I do a lot of presentations before groups and one of the most common questions I am asked is “How often do I need to update my estate plan?” As with just about any question asked of an attorney, the answer is, “It depends.”

It depends on both changes in the law, both federal and state, and it depends on changes in your life. In my practice we try to keep our clients up to date on major changes in laws with our newsletter. However, not every new statute or case will make it into the newsletter and as a practical matter we cannot inform our clients more specifically about new laws that apply only to them.

The obvious second prong here is that we in our office cannot possibly know about changes in our clients’ lives unless our clients tell us about them. When we finish an estate plan we provide our clients with a list of the types of changes that might trigger a need to revisit their estate plans: marriage, divorce, birth of a child or grandchild, death of a family member, trustee or executor, etc. The truth is, though, for many clients, when major life events occur, their estate planning attorney is not the first person who comes to mind.

We recently worked with some new clients who had been together as a couple for many years but never married. They each had an estate plan created years ago by another attorney and they met with me because they wanted to make a few changes. As we talked, I discovered that they now owned a vacation home together, with half of the home being owned in each of their trusts. I was very pleased to see that they had remembered to title newly acquired assets in the names of their trusts. Clients don’t always remember to do that. What they had not done in all the years they owned this property, however, was update their estate plans to address what would happen if one of them died or became incapacitated. What they each wanted was for the other partner to be able to continue using the home for as long as he or she wanted to, to be able to sell it and buy something to replace it or just to use the cash if needed.  Then after the second one died, whatever was left would be divided among their children.
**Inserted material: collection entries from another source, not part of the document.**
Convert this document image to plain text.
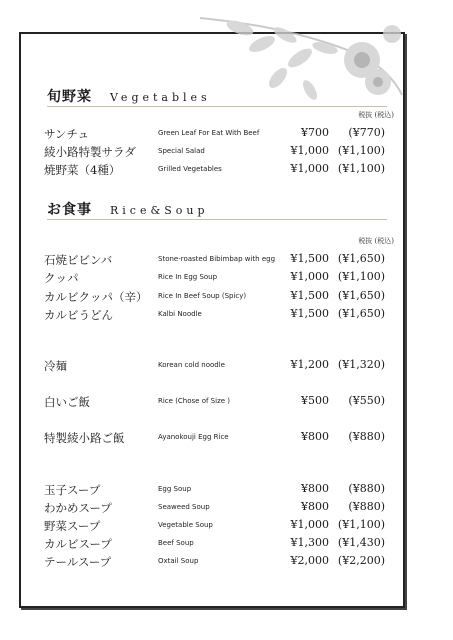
旬野菜 Vegetables
税抜 (税込)
サンチュ	Green Leaf For Eat With Beef	¥700 (¥770)
綾小路特製サラダ	Special Salad	¥1,000 (¥1,100)
焼野菜（4種）	Grilled Vegetables	¥1,000 (¥1,100)
お食事 Rice&Soup
税抜 (税込)
石焼ビビンバ	Stone-roasted Bibimbap with egg ¥1,500 (¥1,650)
クッパ	Rice In Egg Soup	¥1,000 (¥1,100)
カルビクッパ（辛） Rice In Beef Soup (Spicy)	¥1,500 (¥1,650)
カルビうどん	Kalbi Noodle	¥1,500 (¥1,650)
冷麺	Korean cold noodle	¥1,200 (¥1,320)
白いご飯	Rice (Chose of Size )	¥500 (¥550)
特製綾小路ご飯	Ayanokouji Egg Rice	¥800 (¥880)
玉子スープ	Egg Soup	¥800 (¥880)
わかめスープ	Seaweed Soup	¥800 (¥880)
野菜スープ	Vegetable Soup	¥1,000 (¥1,100)
カルビスープ	Beef Soup	¥1,300 (¥1,430)
テールスープ	Oxtail Soup	¥2,000 (¥2,200)
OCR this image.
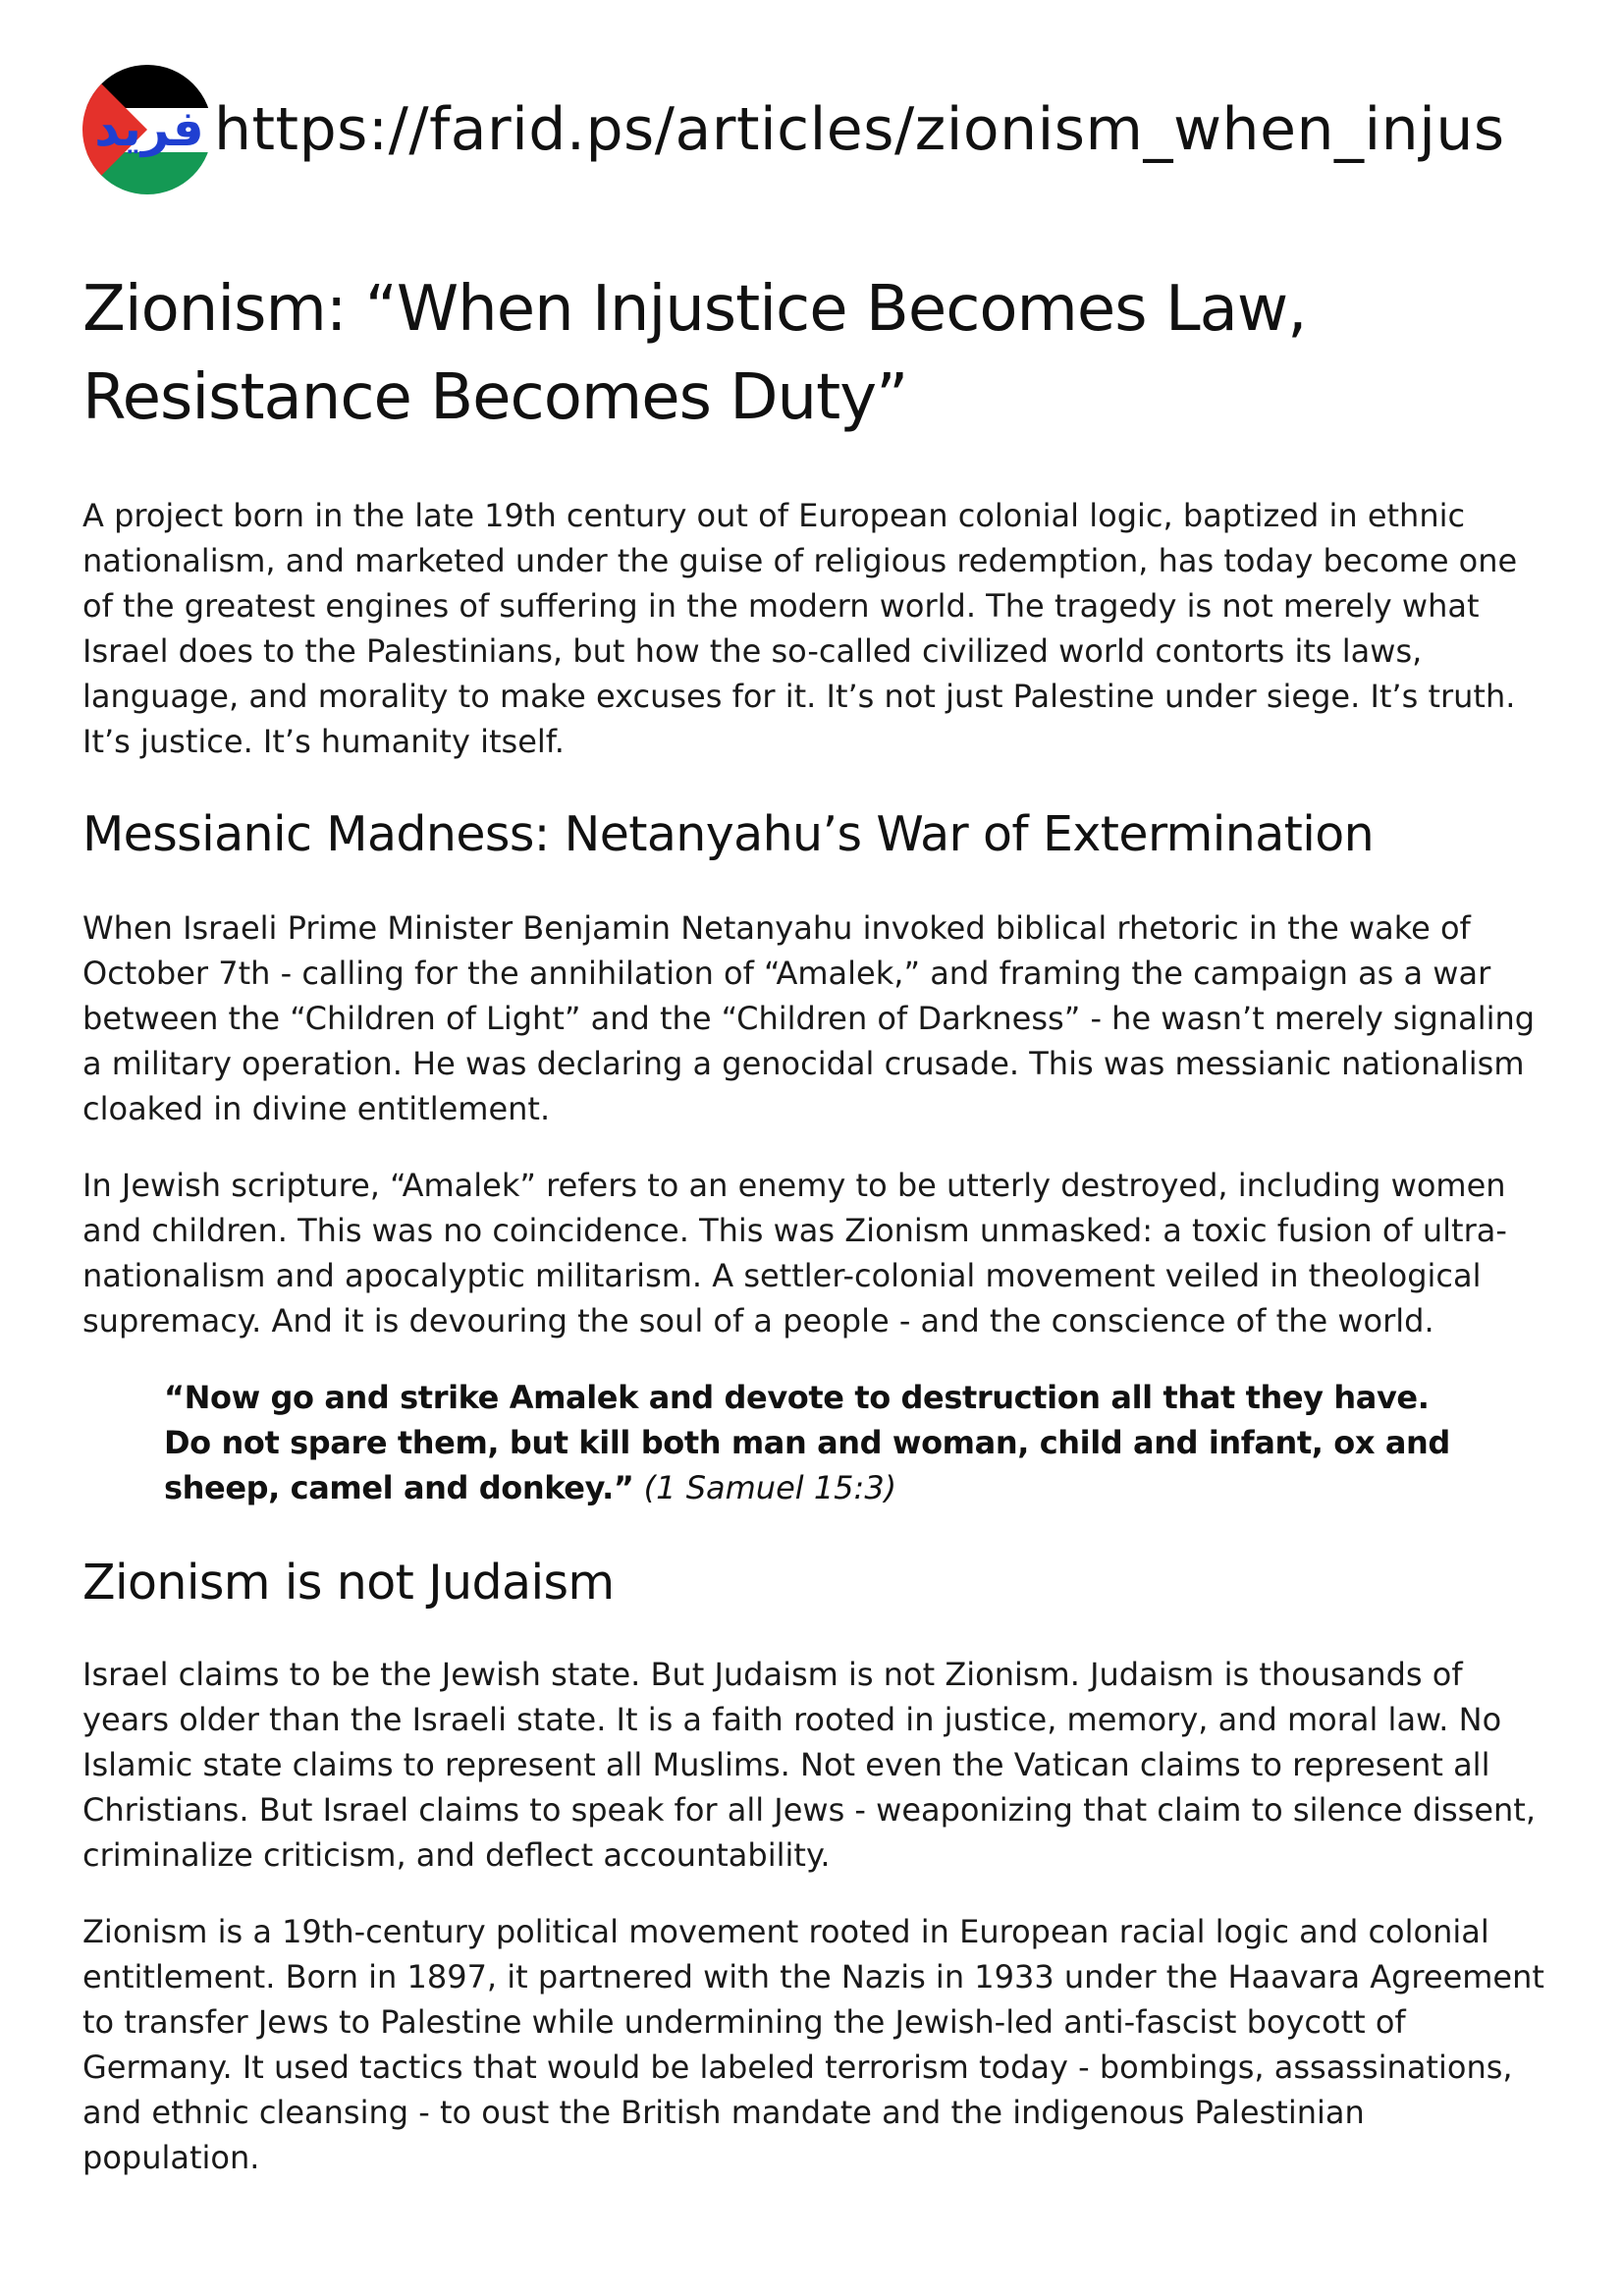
فريد https://farid.ps/articles/zionism_when_injus
Zionism: “When Injustice Becomes Law, Resistance Becomes Duty”

A project born in the late 19th century out of European colonial logic, baptized in ethnic nationalism, and marketed under the guise of religious redemption, has today become one of the greatest engines of suffering in the modern world. The tragedy is not merely what Israel does to the Palestinians, but how the so-called civilized world contorts its laws, language, and morality to make excuses for it. It’s not just Palestine under siege. It’s truth. It’s justice. It’s humanity itself.

Messianic Madness: Netanyahu’s War of Extermination

When Israeli Prime Minister Benjamin Netanyahu invoked biblical rhetoric in the wake of October 7th - calling for the annihilation of “Amalek,” and framing the campaign as a war between the “Children of Light” and the “Children of Darkness” - he wasn’t merely signaling a military operation. He was declaring a genocidal crusade. This was messianic nationalism cloaked in divine entitlement.

In Jewish scripture, “Amalek” refers to an enemy to be utterly destroyed, including women and children. This was no coincidence. This was Zionism unmasked: a toxic fusion of ultra-nationalism and apocalyptic militarism. A settler-colonial movement veiled in theological supremacy. And it is devouring the soul of a people - and the conscience of the world.

“Now go and strike Amalek and devote to destruction all that they have. Do not spare them, but kill both man and woman, child and infant, ox and sheep, camel and donkey.” (1 Samuel 15:3)
Zionism is not Judaism

Israel claims to be the Jewish state. But Judaism is not Zionism. Judaism is thousands of years older than the Israeli state. It is a faith rooted in justice, memory, and moral law. No Islamic state claims to represent all Muslims. Not even the Vatican claims to represent all Christians. But Israel claims to speak for all Jews - weaponizing that claim to silence dissent, criminalize criticism, and deflect accountability.

Zionism is a 19th-century political movement rooted in European racial logic and colonial entitlement. Born in 1897, it partnered with the Nazis in 1933 under the Haavara Agreement to transfer Jews to Palestine while undermining the Jewish-led anti-fascist boycott of Germany. It used tactics that would be labeled terrorism today - bombings, assassinations, and ethnic cleansing - to oust the British mandate and the indigenous Palestinian population.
Their trusts were completely silent on this issue. If one of them had died, the children of that decedent would have inherited half of the vacation home because that is what the parent’s trust said. The result would have been some tense, difficult negotiations at the very least and some ugly and expensive litigation at the worst. And the funny thing is that this issue was not what the clients came to talk to me about, they hadn’t even thought about it.

So in answer to that common question, my answer is to take your trust out at least every three years and read through it to see if it makes sense for your life. To be on the safe side, why not schedule an appointment with your attorney to go over it and see if the attorney spots any problems? Yes, it will cost you a few hundred dollars, but think of that as an insurance policy against potential family disharmony and chaos?